Do you plan your Black Friday with the precision of a military unit?

Do you and your family fan out across Wal-Mart in color-coordinated sweats, walkie talkies in hand, to find the best deals on the day after Thanksgiving? Is Black Friday - the opening of the holiday shopping season - an annual event at your house that requires scouring ads, planning ahead and coordination?


















In this economic climate, things may get even crazier than normal, so be prepared!
I stole this wonderful List for the best Black friday sales from my friend, you can create your own shopping list also.
Hehe...
What are your Black Friday plans?:jump:


----------



## thxgoon (Feb 23, 2007)

Wow... great pics.

If the price is right on a blue ray player I'll jump in but otherwise I'll do everything I can to avoid the crowds. I remember working on those days.... ugh


----------



## nova (Apr 30, 2006)

Me, I go back to work Wed. night till Sun. morning so I'll be sleeping all day and working all night. I've never considered shopping on Black Friday. Don't like crowds and the good deals are rarely on anything I would ever purchase.


----------



## lcaillo (May 2, 2006)

My plans are always the same...stay as far away from the fray as possible.


----------



## kepople (Sep 19, 2008)

I have a plan... I am going to Sears to get a Sony BDP350 for $179, and the wife will hit Walmart for $15 blu ray...

kirby


----------



## Turbe (Mar 31, 2008)

not this year...


----------



## Sonnie (Apr 11, 2006)

I can see folks lined up for that Sony BD player at Sears. That is truly an amazing deal. I am holding out for the oppo though... even if it cost more.

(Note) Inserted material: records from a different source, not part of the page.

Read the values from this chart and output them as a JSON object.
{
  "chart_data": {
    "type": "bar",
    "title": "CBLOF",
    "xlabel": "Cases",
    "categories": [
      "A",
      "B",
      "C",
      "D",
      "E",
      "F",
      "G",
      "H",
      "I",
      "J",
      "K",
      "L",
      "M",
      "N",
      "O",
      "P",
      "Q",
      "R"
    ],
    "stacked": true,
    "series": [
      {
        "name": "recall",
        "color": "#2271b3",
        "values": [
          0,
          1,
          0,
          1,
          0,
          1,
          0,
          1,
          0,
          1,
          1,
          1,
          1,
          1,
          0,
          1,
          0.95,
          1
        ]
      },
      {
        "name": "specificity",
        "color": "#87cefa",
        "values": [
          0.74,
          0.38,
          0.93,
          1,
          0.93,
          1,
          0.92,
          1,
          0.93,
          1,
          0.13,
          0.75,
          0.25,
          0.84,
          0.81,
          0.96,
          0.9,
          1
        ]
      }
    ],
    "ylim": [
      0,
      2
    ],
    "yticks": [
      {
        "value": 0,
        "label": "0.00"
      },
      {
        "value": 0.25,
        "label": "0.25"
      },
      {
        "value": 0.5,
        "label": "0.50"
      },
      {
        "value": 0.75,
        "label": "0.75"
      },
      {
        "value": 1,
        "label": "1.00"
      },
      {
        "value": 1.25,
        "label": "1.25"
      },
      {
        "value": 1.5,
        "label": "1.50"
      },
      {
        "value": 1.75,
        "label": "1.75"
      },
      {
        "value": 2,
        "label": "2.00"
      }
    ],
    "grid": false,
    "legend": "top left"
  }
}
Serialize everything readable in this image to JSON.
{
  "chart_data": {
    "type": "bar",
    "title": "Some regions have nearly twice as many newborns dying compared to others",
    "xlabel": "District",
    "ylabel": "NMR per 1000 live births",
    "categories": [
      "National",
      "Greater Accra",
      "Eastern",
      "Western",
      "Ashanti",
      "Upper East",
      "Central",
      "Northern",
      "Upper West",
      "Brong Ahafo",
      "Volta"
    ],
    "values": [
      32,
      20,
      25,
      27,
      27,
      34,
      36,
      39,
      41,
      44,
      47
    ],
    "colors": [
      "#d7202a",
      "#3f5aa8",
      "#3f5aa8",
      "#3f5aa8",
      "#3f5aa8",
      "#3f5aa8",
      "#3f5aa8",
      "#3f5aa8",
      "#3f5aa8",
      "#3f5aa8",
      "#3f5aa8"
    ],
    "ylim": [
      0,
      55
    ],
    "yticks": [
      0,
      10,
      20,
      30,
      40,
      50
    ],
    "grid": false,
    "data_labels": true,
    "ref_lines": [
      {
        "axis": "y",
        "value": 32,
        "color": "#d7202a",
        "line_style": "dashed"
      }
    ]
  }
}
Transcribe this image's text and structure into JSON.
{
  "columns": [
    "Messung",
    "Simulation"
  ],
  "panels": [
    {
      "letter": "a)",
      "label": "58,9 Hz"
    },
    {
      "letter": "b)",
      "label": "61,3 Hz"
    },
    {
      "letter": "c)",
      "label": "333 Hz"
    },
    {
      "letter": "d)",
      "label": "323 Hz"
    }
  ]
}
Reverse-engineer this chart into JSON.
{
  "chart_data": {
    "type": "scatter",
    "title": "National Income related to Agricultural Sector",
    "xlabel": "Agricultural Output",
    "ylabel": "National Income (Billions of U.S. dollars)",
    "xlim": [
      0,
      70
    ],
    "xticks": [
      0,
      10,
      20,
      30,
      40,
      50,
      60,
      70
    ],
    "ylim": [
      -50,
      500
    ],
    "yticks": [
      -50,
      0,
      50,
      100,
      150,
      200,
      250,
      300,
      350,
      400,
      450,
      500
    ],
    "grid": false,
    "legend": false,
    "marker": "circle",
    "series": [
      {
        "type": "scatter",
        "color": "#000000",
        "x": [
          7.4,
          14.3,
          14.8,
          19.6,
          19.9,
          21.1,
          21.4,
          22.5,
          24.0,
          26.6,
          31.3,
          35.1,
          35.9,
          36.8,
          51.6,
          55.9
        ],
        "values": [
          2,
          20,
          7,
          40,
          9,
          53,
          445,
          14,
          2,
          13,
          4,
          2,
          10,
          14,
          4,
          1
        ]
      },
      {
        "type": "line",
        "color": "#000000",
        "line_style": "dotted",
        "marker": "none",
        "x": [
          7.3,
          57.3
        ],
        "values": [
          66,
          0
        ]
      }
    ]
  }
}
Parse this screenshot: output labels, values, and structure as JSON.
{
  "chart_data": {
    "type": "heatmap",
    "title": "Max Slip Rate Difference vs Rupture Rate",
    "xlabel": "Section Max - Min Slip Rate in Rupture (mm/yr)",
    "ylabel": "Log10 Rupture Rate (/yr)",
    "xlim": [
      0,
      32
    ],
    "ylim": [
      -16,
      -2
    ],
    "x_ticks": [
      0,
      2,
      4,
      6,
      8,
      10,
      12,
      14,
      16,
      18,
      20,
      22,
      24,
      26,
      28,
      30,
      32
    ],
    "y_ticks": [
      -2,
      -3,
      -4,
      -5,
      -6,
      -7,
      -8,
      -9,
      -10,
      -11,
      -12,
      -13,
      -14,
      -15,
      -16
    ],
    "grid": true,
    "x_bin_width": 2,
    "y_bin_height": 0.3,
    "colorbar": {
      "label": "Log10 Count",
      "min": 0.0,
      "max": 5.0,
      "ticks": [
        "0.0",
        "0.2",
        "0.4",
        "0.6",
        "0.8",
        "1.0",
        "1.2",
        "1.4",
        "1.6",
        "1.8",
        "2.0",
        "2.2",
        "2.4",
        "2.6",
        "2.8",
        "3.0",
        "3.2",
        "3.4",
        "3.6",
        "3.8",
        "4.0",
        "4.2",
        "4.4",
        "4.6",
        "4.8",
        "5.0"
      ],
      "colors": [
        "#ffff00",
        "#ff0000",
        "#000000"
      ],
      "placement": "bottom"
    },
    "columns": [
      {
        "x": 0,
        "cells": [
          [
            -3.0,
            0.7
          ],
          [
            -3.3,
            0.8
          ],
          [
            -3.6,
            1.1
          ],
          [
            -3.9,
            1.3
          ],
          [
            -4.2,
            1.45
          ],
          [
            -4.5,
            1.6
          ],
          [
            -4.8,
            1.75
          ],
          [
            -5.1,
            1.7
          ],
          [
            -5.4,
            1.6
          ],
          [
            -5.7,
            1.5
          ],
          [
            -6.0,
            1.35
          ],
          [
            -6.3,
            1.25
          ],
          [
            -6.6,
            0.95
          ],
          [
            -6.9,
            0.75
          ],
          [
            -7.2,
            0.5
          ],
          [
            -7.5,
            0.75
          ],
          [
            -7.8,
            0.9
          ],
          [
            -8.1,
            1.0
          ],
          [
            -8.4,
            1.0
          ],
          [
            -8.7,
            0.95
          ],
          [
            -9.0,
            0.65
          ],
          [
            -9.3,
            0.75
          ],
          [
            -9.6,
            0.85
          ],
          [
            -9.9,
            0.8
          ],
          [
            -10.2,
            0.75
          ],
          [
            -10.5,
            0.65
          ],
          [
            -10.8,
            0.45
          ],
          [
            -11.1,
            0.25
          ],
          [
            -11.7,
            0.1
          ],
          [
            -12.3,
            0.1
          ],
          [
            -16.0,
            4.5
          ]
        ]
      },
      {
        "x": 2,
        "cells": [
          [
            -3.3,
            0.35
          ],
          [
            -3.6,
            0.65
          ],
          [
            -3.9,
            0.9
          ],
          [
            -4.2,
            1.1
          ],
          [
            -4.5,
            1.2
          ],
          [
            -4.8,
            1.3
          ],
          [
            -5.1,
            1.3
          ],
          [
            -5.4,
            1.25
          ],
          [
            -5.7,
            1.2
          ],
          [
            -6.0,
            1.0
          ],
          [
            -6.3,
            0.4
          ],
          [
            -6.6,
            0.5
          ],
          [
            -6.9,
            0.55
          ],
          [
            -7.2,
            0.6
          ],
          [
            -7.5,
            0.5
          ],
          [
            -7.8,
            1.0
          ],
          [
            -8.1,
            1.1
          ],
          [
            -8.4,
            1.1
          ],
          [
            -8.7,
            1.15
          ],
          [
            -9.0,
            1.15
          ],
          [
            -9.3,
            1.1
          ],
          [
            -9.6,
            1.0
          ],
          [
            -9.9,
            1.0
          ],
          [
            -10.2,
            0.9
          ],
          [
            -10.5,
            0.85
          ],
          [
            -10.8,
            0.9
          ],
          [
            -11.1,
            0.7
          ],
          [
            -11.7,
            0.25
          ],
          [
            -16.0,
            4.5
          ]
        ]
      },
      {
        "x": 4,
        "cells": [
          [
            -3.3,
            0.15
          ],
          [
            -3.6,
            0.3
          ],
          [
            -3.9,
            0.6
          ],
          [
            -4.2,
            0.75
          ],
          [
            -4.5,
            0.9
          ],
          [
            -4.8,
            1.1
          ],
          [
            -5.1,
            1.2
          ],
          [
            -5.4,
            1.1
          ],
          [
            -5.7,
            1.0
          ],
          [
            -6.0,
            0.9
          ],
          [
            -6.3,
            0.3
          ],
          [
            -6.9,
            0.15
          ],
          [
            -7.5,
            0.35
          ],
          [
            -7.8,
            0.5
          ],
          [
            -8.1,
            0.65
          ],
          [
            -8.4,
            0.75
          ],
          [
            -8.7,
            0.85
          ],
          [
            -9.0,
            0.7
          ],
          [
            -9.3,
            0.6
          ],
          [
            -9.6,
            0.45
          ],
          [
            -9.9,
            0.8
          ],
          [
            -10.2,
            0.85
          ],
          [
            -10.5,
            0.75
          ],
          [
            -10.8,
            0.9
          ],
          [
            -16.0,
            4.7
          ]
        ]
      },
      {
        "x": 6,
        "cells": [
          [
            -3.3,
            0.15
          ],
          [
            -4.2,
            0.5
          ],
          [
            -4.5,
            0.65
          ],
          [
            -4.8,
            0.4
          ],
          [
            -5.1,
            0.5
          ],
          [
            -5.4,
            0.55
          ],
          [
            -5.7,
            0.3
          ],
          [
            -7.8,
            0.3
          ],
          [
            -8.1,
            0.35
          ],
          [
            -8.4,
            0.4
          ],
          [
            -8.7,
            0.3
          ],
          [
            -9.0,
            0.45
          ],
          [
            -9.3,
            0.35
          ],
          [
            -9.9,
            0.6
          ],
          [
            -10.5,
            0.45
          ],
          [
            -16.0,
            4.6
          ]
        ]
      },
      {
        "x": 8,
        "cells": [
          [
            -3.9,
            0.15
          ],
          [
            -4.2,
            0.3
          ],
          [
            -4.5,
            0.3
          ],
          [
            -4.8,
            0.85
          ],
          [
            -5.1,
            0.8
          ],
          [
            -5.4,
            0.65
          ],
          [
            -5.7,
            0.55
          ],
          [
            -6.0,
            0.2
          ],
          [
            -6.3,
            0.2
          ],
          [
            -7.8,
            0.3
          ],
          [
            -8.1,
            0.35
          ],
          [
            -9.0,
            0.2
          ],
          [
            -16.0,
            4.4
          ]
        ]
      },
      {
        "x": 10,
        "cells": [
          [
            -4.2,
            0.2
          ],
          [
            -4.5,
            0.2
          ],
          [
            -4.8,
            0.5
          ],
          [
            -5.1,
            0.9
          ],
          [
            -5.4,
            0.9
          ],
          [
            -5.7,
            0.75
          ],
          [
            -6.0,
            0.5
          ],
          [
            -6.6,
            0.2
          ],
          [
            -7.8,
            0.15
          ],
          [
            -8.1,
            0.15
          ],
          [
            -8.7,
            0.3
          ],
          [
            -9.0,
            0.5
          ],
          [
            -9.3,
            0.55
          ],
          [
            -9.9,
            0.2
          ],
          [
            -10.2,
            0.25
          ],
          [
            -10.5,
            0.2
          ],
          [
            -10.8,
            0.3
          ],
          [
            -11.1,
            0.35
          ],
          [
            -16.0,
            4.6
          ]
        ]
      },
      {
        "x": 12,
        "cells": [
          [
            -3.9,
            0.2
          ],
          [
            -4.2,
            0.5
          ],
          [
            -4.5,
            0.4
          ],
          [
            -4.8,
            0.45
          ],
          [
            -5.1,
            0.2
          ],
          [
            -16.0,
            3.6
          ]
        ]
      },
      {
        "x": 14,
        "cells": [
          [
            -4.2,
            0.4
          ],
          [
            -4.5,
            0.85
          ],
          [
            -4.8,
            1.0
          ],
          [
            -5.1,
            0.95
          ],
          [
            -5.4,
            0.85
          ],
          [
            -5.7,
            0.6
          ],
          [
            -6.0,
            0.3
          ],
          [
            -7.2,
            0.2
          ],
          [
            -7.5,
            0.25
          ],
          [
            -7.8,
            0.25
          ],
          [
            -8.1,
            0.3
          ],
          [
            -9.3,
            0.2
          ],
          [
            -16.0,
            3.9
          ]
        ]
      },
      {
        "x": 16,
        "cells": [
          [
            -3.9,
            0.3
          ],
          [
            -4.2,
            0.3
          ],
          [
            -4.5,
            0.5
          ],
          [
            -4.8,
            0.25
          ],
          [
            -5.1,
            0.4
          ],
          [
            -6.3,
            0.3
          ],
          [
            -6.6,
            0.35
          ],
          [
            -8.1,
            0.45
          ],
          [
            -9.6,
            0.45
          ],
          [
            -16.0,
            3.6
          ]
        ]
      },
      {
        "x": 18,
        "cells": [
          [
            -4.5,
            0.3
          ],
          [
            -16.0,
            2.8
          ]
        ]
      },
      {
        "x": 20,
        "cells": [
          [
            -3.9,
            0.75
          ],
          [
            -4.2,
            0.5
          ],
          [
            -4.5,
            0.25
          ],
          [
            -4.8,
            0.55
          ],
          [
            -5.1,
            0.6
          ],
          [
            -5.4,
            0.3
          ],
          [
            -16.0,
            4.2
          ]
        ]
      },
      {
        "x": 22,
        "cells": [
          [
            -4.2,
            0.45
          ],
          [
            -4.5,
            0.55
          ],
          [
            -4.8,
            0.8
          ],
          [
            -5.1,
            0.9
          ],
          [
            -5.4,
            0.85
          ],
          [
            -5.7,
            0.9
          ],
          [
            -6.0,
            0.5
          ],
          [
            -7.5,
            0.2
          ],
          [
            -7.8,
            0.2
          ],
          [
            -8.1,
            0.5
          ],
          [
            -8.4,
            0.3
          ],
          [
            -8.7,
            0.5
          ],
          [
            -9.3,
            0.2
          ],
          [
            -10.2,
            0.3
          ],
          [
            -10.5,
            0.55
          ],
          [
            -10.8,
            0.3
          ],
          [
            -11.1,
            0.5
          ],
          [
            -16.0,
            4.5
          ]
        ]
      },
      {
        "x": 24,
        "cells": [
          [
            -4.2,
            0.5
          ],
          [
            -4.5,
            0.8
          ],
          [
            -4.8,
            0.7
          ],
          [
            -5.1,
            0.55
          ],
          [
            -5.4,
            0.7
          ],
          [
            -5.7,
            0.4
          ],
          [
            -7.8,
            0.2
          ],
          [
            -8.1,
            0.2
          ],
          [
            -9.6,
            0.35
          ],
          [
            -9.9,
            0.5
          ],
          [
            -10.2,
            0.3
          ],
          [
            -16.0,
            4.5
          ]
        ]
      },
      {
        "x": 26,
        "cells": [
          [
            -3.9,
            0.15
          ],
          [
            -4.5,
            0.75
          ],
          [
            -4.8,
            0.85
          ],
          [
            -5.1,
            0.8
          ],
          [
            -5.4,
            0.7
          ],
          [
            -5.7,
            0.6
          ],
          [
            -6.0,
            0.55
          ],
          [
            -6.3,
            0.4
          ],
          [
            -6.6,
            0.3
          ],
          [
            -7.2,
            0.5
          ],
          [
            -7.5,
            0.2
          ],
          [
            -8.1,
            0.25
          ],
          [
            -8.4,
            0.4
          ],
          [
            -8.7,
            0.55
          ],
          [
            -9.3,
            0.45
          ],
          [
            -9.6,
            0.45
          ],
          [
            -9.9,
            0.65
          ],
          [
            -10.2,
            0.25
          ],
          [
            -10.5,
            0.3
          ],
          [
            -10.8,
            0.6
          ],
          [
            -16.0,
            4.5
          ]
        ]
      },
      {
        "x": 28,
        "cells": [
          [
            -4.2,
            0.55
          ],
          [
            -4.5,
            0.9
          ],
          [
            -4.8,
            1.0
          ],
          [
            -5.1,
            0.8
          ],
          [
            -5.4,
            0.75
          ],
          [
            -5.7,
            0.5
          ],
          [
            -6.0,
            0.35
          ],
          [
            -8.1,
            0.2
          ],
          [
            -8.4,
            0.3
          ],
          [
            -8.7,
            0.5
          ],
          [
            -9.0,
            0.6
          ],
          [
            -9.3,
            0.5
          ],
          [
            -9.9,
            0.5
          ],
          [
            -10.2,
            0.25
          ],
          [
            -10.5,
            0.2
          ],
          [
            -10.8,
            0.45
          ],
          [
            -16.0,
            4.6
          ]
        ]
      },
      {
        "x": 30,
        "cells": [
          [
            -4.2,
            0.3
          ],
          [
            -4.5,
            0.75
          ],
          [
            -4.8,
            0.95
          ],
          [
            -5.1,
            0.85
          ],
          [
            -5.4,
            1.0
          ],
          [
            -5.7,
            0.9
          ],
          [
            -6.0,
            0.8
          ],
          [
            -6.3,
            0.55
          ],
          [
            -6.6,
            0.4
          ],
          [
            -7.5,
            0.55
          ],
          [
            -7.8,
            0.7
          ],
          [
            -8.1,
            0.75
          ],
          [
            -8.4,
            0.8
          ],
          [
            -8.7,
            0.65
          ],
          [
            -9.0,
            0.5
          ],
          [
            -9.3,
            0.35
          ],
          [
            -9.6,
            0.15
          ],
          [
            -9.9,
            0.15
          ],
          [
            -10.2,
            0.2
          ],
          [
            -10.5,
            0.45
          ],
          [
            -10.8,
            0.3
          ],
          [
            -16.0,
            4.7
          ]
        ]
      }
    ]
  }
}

I cannot remember that I have ever been shopping on BF. I prefer not to get out in it, although we will usually make one trip to the big city mall each year, reluctantly. That is more than enough for me and I can't stand too much of that. Eating out is the best part of it all. :meal: :yes:

For the last several years our office has been open on Friday after Thanksgiving, same for this year, so I'll be in the office all day. Generally a busy day for us as well... x-mas loans.


----------